"If the expected happens, what have we learned? Let’s start by asking what we can say before

any election returns are in. Obama is expected to win the national popular vote by 4.8

percentage points, with an expected electoral vote total of 340 (compared to 270 needed for

victory), and a 96% chance of winning the electoral vote (with a 0.2% chance of a tie in the

electoral college). The top row of Figure 1 shows the forecast distributions of Obama’s popular

and electoral vote shares.

Now, what if the vote margin in Virginia, Indiana, Georgia, South Carolina, and Kentucky were

to equal the expected -5.7%? We pipe this assumption through our model by calculating, for

each of our 10,000 simulations, the average vote margin in these five states, and then restricting

our analysis to the subset of simulations for which this vote margin is within 1 percentage point

of its expected value (that is, between -6.7% and -4.7%).

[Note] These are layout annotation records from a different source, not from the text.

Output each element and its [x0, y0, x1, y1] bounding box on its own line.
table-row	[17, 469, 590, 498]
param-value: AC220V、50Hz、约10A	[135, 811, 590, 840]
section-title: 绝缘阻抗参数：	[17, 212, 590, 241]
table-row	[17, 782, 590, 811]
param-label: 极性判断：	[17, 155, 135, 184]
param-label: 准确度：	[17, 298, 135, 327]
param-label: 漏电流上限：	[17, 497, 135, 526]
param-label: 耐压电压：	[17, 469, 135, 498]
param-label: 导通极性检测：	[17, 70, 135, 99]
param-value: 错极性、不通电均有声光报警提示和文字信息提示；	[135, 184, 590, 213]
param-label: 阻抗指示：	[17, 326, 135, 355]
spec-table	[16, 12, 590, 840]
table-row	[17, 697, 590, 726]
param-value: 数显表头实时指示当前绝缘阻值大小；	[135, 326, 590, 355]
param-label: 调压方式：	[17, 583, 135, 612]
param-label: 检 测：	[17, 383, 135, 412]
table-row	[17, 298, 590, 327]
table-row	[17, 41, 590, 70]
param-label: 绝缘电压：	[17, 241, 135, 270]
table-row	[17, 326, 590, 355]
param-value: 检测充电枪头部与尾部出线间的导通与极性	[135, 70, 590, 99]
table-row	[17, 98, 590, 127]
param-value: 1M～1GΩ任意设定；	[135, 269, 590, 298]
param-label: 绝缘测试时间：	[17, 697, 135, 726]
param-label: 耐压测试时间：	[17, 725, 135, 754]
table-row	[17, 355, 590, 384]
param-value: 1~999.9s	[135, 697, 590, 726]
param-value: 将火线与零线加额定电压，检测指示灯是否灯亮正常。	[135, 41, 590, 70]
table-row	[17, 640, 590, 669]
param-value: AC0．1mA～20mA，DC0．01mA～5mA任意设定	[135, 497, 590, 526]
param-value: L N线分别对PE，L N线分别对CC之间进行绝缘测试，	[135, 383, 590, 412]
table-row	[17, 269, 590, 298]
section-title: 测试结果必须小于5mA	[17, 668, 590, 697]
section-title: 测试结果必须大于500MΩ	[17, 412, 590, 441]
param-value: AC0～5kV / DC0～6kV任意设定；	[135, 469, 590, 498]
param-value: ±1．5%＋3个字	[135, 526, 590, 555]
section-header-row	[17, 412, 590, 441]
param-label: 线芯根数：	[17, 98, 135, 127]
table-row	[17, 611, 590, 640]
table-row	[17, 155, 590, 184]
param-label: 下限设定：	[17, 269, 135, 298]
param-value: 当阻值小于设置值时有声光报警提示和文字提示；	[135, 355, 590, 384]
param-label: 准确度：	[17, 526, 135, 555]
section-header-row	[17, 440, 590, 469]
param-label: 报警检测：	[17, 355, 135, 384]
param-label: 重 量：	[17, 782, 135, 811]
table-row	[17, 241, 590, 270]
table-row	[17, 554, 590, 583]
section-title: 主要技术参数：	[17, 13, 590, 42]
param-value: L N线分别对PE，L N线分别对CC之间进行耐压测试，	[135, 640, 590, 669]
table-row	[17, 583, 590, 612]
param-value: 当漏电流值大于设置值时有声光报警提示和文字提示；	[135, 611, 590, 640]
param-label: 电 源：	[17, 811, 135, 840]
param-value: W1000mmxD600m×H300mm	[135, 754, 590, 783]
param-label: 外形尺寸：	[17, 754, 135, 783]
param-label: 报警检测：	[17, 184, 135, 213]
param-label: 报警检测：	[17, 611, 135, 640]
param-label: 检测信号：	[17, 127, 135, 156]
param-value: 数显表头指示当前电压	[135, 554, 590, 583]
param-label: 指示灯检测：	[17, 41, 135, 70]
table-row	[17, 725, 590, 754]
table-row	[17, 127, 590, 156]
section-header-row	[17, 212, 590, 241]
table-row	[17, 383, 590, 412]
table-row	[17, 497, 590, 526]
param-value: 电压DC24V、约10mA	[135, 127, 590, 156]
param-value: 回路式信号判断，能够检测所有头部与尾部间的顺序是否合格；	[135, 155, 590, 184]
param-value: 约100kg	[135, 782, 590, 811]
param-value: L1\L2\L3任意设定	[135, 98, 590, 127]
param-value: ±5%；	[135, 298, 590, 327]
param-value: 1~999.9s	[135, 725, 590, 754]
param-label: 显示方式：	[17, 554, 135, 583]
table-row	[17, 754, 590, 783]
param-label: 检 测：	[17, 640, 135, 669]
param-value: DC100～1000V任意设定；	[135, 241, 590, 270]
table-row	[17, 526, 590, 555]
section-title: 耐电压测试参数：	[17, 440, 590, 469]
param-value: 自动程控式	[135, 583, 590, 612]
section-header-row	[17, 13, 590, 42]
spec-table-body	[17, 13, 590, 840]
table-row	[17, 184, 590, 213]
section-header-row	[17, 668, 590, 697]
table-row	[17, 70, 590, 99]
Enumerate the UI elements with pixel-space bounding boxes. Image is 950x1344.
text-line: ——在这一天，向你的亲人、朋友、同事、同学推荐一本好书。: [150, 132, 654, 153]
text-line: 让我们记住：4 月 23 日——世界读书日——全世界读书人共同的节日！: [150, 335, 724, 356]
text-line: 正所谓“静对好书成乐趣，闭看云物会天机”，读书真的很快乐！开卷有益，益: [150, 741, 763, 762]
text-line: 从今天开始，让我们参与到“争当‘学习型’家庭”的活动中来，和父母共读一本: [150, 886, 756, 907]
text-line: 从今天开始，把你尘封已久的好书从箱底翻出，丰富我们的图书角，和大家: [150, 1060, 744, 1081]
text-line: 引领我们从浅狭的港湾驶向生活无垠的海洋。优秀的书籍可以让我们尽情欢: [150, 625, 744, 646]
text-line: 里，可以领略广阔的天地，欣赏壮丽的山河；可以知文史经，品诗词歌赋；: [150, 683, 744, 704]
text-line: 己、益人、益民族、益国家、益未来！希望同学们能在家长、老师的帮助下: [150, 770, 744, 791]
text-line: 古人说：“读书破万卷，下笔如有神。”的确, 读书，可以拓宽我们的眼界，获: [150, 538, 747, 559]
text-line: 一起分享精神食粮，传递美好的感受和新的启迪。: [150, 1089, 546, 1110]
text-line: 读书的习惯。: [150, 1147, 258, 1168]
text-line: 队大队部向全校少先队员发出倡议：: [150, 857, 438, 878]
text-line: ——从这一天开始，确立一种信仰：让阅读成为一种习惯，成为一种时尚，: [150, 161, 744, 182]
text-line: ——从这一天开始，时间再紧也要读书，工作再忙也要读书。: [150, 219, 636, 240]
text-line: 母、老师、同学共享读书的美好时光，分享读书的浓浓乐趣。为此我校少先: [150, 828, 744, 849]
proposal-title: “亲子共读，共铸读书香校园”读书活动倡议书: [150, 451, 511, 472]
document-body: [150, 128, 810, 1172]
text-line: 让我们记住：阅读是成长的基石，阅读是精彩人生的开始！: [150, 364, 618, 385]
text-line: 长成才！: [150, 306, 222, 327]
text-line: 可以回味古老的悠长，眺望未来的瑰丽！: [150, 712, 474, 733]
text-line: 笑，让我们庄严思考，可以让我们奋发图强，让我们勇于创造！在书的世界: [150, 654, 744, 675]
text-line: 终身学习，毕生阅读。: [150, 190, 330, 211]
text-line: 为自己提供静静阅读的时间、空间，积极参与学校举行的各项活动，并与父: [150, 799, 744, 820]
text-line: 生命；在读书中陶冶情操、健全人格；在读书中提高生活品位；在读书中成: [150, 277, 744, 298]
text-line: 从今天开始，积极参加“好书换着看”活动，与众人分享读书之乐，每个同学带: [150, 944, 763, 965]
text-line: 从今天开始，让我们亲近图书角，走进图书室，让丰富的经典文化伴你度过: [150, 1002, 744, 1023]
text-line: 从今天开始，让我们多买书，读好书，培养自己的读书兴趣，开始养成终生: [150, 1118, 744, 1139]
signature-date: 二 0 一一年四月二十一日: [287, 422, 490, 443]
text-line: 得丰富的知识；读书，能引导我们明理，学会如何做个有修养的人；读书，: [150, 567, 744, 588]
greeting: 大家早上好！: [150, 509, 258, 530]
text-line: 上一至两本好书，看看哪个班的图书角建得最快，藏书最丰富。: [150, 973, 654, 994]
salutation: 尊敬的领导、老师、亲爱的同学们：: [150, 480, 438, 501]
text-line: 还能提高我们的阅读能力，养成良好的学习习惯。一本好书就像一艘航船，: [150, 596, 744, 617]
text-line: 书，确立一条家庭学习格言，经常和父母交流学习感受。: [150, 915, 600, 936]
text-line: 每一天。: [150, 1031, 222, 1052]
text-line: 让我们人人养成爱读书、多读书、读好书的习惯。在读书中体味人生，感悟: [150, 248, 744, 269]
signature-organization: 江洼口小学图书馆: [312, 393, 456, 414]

Out of our 10,000 simulations, 2800

fall in this range; that is, we predict there is a 28% chance that McCain’s average vote margin in

these five states will be between 4.7% and 6.7%. What is of more interest is what happens if this

occurs. Considering this subset of simulations, Obama’s expected national popular vote margin

is +4.7%, his expected electoral vote total is 343, and the conditional probability of an Obama

victory is 100%: he wins the electoral college in all 2800 simulations in this condition."